Contrast this with numbers (floats and integers) and strings. With these assigning to the variable creates it. With arrays Python must first know how many elements the variable contains so it knows where to put things, i.e. ``how many boxes are inside the box''.

This means we must create an empty five element array before we can start storing the Geiger-Muller counts in it. We could do this by writing counts = array(0, 0, 0, 0, 0) but this would quickly get tedious if we wanted a bigger array.

Instead we do it with the zeros() function. This takes two parameters, separated by a comma. The first is the number of elements in the array. The second is the type of the elements in the array (remember all the elements are of the same type). This can be Int or Float (Note the upper case ``I'' and ``F'' -- this is to distinguish them from the float() and int() functions discussed in Section 3.12 ``File input and output'').
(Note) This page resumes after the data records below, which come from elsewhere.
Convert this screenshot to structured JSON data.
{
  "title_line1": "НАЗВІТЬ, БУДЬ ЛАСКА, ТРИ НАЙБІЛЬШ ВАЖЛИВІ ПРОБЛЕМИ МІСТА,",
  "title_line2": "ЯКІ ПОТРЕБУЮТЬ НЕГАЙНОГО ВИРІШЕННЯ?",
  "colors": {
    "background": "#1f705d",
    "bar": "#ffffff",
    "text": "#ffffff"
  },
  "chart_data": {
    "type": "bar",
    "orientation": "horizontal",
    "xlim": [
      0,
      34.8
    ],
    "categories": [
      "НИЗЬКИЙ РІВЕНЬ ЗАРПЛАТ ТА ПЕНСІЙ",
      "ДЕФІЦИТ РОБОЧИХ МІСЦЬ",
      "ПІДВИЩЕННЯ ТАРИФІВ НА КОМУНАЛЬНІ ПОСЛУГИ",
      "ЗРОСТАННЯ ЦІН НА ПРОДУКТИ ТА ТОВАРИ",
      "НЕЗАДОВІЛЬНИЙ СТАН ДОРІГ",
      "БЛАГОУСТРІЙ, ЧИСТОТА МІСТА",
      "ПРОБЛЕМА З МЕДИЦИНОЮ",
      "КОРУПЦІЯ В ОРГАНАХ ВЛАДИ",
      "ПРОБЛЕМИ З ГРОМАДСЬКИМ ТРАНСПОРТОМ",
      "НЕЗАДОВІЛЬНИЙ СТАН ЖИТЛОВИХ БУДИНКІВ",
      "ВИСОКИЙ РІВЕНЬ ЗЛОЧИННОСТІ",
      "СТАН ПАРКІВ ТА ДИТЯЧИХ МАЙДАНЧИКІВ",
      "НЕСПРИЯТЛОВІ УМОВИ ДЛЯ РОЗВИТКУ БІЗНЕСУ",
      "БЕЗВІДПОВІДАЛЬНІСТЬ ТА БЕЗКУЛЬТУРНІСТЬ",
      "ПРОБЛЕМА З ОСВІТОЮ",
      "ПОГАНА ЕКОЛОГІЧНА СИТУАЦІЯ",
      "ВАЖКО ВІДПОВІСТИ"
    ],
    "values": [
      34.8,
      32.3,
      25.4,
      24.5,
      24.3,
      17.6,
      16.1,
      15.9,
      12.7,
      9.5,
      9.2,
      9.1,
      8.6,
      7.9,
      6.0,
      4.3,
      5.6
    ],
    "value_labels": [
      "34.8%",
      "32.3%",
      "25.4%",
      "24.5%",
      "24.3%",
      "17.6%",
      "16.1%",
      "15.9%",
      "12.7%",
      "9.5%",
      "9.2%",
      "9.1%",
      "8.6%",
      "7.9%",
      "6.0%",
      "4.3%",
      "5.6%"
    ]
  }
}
In the Geiger-Muller example we created an array of type Int because we knew in advance that the number of counts the apparatus would make would necessarily be a whole number. Here are some examples of zeros() at work:

    >>> xx = zeros(5, Int)
    >>> print xx
    [0 0 0 0 0]
    >>> yy = zeros(4, Float)
    >>> print yy
    [ 0.  0.  0.  0.]

If there is any uncertainty as to whether Int or Float arrays are appropriate then use Float.

EXERCISE 3.10
Using for loops, range(), and the zeros() function, construct two 100 element arrays, such that element i of one array contains $\sin(2\pi i / 100))$ and the corresponding element of the other contains $\cos((2\pi i / 100))$.

Compute the scalar (i.e. dot) products of the two arrays, to check that $\sin$ and $\cos$ are orthogonal, i.e. their dot product is zero. The scalar, or dot, product is defined as:


\begin{displaymath}
\mathbf{x.y} = \sum\hackscore{i}x\hackscore{i}.y\hackscore{i}
\end{displaymath}

Note: We have only considered the features of arrays that are common to most other programming languages. However, Python's arrays are extremely powerful and can do some stuff that would have to be done ``manually'' (perhaps using for loops) in other languages. If you find you are using arrays in the problem then it is worth taking a look at Section 4.2, ``Arrays''. You will also note there is a function in the Numeric library that will calculate the dot product of two arrays for you! We want you to do it the hard way though.